Amazon’s head of hardware said the Astro robot, which was unveiled last year and only made available to a handful, is expected to become more widely available in the coming months.
Dave Limp, Senior Vice President, Devices and Services, said Amazon is still working on issues with Astro’s ability to find and reach customers’ homes.
Astro robot is coming soon
Limp said in an interview that the robot’s widespread availability “will not be in a year,” and that it will likely happen sooner, but he was reluctant to make a date, adding, “I think we are close, and we have some problems to solve, but they are easy.” The solution”.
Despite the ongoing work on the robot, “Astro” led the scene in the event of the unveiling of the new “Amazon” device on Wednesday, when the company announced its aspiration to turn the robot into a corporate security guard transform,
The announcement came amid the unveiling of a range of products; Among them is the debut of the Kindle, a sleep tracker and e-reader that allows users to write on digital pages.
Amazon’s Ring also unveiled some new home security cameras and other updated hardware. The new Ring camera, Spotlight Cam Pro, features the company’s most prominent new devices, launched at the event.
Relying on radar to detect 3D motion and panoramic view, features previously available in Range’s advanced doorbells allow a better picture of the surrounding space, but are now within everyone’s reach.
Regardless of Astro’s fate, home robots are poised to become a bigger part of Amazon devices, as the company announced last August its plans to buy IRobot Corp., maker of the Roomba device, for $1.65 billion.
But completing the deal still requires regulatory approval from many governments around the world, while Limp told Bloomberg TV on Wednesday that he was optimistic about completing the deal.
With a starting price of $1,000 and rising to $1,450 after the trial period, Astro will likely remain a niche product like Amazon’s Kindle or Echo smart speakers, but Limp and his team are considering plans for a broader release. The week, according to the interview, is that they are only trying to improve navigation capabilities, before Amazon rolls out the robot to all potential customers.

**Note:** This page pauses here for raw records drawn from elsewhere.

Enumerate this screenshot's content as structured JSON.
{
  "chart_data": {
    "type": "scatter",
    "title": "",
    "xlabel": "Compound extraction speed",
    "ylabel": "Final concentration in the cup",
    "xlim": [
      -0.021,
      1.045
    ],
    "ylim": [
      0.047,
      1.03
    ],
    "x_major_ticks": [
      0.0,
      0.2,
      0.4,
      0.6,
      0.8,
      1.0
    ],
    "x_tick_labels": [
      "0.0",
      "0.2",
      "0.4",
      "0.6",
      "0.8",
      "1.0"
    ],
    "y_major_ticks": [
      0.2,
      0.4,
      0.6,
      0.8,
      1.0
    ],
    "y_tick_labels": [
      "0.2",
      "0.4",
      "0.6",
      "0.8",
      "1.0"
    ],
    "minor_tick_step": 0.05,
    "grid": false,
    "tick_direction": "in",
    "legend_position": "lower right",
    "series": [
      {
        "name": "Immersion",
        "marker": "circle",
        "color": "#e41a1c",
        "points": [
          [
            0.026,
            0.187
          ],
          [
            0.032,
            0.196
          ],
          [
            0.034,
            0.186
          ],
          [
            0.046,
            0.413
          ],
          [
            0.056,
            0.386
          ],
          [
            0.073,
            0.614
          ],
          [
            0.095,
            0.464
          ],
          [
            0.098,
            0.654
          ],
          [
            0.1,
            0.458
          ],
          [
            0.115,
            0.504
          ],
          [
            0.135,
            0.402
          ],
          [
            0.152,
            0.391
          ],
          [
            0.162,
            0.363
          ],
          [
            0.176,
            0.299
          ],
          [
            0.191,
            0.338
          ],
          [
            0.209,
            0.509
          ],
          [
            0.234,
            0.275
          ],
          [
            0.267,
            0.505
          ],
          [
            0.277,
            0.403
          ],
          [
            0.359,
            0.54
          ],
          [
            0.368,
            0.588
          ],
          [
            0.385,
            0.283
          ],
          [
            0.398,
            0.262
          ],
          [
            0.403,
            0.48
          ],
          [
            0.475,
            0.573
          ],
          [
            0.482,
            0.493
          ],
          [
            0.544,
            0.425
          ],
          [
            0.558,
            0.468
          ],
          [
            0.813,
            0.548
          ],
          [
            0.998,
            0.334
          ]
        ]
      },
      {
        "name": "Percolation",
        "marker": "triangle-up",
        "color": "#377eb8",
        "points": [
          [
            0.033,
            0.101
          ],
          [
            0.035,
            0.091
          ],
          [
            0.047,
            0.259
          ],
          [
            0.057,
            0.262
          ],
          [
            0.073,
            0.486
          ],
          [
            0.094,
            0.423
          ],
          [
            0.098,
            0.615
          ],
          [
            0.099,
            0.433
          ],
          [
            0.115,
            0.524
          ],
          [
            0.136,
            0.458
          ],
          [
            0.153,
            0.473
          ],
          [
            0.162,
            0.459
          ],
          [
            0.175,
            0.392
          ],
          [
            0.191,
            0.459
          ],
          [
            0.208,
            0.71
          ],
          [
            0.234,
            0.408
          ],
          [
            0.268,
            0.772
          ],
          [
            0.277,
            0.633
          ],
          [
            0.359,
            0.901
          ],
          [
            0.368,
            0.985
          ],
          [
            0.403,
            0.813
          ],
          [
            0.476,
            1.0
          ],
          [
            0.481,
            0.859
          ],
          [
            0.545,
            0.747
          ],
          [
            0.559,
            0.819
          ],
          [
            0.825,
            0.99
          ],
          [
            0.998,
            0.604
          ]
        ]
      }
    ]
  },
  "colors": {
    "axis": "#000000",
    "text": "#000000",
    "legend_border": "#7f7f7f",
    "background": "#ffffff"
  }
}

Limp said the Astro robot could still be confusing if used in rarefied floor-to-ceiling glass rooms, or if located near a mirror.
Limp mentioned that Amazon had previously hoped to ship its first Astro units to customers who ordered the robot before the end of 2021, but supply chain constraints prevented that until late January or February.
According to Limp, adding sensors and four processors to the Astro makes it powerful enough to reassure Amazon engineers that it won’t fall down the stairs, but it has added to the product’s vulnerability to supply shortages.
“I don’t think we’ve made it, but I’m starting to see a light at the end of the tunnel,” Limp told Bloomberg TV.
He notes that hundreds of thousands of people have ordered Astro, but he’s not sure how many of those inquiries will turn into actual sales.
Initial reviewers and some customers said the device, which looks a bit like a tablet computer attached to a cup holder on wheels, was very attractive but lacked necessary features, and Limp said his teams are working to adding more personality to Astro’s answers. On questions.
He explained that he was also surprised by the companies’ strong demand for the device, which led Amazon’s Ring to envision Astro’s potential as a security guard.
Ring is working on a pilot project to expand the security monitoring service to take advantage of the capabilities of “ASTRO”, where the robot can review alerts, observe scenes with its cameras and notify the security centers contracted with “Ring” of cases in which it may be necessary to call the police, and “Ring” plans to test the service with a group of Small businesses over the coming months.
Amazon acquired Ring in 2018 and turned it into one of its hardware companies, in addition to using Astro technology, which adds more capabilities and intelligence to its security equipment.
The new radar technology in the Spotlight Cam Pro cameras from Ring allows for better measurement of body distance and alerts with greater accuracy, addressing the complaint of some Range owners about the possibility that current cameras and motion sensors set off false alarms.
The radar system helps the camera to more accurately identify objects or know if there is a person in the frame, and the panoramic view function shows an overhead image of the movements captured by the “Ring” devices.